Rechtliche Beurteilung

[5] 1. Die behaupteten Verfahrensmängel wurden geprüft; sie liegen nicht vor (§ 510 Abs 3 ZPO).

[6] 2. Fragen der Vertragsauslegung kommt in der Regel keine über den Einzelfall hinausgehende Bedeutung zu, sofern keine auffallende Fehlbeurteilung, also eine krasse Verkennung der Auslegungsgrundsätze vorliegt, die im Interesse der Rechtssicherheit wahrgenommen werden muss (RIS Justiz RS0112106 [T1]). Die Auslegung des Berufungsgerichts, wonach sich das im Schenkungsvertrag über die Liegenschaft samt dem darauf errichteten Haus geregelte Wohnrecht der Kläger auf die gesamte Liegenschaft (insbesondere einschließlich der Kellerräumlichkeiten) und nicht nur auf die beiden Eigentumswohnungen bezieht, ist schon angesichts des klaren Vertragswortlauts weder aktenwidrig noch „in sich total widersprüchlich“.
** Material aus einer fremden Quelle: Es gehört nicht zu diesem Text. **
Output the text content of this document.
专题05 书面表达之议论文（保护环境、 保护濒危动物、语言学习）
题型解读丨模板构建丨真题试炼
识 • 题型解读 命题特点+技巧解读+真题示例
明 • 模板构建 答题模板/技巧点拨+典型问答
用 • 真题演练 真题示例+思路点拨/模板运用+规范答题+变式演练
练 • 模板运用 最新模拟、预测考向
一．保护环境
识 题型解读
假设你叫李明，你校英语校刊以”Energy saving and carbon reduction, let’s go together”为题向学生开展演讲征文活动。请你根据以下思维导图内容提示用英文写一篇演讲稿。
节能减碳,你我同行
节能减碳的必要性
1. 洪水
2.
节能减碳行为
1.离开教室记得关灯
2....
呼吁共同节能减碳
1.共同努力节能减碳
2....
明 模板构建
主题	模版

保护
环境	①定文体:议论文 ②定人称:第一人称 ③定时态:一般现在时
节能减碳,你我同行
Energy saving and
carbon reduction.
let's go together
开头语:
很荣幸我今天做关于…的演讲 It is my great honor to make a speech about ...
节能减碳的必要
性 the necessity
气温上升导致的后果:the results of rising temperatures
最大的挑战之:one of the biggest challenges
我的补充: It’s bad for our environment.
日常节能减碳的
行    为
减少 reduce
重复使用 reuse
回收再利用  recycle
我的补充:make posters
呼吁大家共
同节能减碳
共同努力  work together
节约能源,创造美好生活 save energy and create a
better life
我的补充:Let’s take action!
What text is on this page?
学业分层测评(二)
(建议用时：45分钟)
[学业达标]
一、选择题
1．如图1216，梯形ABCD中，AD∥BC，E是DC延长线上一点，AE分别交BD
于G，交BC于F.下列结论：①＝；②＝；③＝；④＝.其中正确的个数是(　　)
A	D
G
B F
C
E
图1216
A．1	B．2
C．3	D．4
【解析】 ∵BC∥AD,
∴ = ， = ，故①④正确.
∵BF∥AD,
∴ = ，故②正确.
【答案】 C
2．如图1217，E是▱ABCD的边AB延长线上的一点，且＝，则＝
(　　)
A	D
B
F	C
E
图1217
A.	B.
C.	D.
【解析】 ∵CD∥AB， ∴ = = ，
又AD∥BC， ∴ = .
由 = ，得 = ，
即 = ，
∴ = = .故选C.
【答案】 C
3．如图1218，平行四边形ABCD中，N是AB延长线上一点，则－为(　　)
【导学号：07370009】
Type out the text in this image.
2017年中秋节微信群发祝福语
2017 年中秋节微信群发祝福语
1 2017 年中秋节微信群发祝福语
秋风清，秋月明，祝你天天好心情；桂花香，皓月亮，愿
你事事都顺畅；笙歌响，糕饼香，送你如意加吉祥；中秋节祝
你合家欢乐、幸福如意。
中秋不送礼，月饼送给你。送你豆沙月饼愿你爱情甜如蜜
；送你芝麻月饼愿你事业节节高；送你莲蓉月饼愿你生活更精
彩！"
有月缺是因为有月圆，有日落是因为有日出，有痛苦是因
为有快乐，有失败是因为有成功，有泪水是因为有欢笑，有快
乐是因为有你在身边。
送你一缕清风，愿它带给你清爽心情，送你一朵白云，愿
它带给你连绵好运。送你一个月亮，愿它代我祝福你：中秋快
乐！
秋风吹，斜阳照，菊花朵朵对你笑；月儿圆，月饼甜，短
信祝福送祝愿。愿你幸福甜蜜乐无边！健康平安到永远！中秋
[7] 3. Dass die Parteien bei Vertragsschluss eine vom schriftlichen Vertragstext abweichende Vereinbarung beabsichtigt hätten, hat der Revisionswerber in erster Instanz nicht behauptet. Sein bloßes (von den Klägern als richtig zugestandenes) Vorbringen, wonach die Streitteile damals davon ausgegangen seien, dass der Beklagte (der mittlerweile 47 Jahre alte Sohn der Kläger, der aus dem ihm nunmehr geschenkten Haus seiner Eltern nie ausgezogen ist) auch nach der Eigentumsübertragung weiterhin in den Kellerräumlichkeiten wohnen und Teile der Räumlichkeiten im Erdgeschoß und im ersten Stock, insbesondere Küche, Bad und WC gemeinsam mit den Klägern nutzen werde, reichte dafür nicht aus. Aus dieser Behauptung allein lässt sich nämlich nicht ableiten, dass die Kläger beabsichtigt hätten, dem Beklagten nicht etwa bloß das „nackte“ (durch ihr umfassendes Wohnungsgebrauchsrecht beschränkte) Eigentum an der Liegenschaft zu übertragen, sondern dass er nach der übereinstimmenden Absicht der Streitteile das Haus künftig aufgrund seines Eigentumsrechts (gemeinsam mit den Wohnberechtigten) und nicht mehr nur aufgrund der bisher gelebten, aus dem natürlichen Zusammengehörigkeitsgefühl unter nahen Familienangehörigen entspringenden tatsächlichen Benützungsgewährung, die rechtlich nicht geregelt, gegen den Willen des Gewährenden nicht durchsetzbar und jederzeit widerrufbar ist (4 Ob 222/98w und 3 Ob 71/01i je mwN; RS0019062 [T4]), (mit )bewohnen hätte sollen (zu der in einer solchen Konstellation bestehenden Behauptungs- und Beweislast des Benützers für das Vorliegen eines Rechtstitels vgl RS0020500). Der vom Beklagten in diesem Zusammenhang vermissten zusätzlichen Feststellungen, wonach (zusammengefasst) auch nach der Schenkung „alles beim Alten bleiben“ sollte, bedurfte es daher nicht.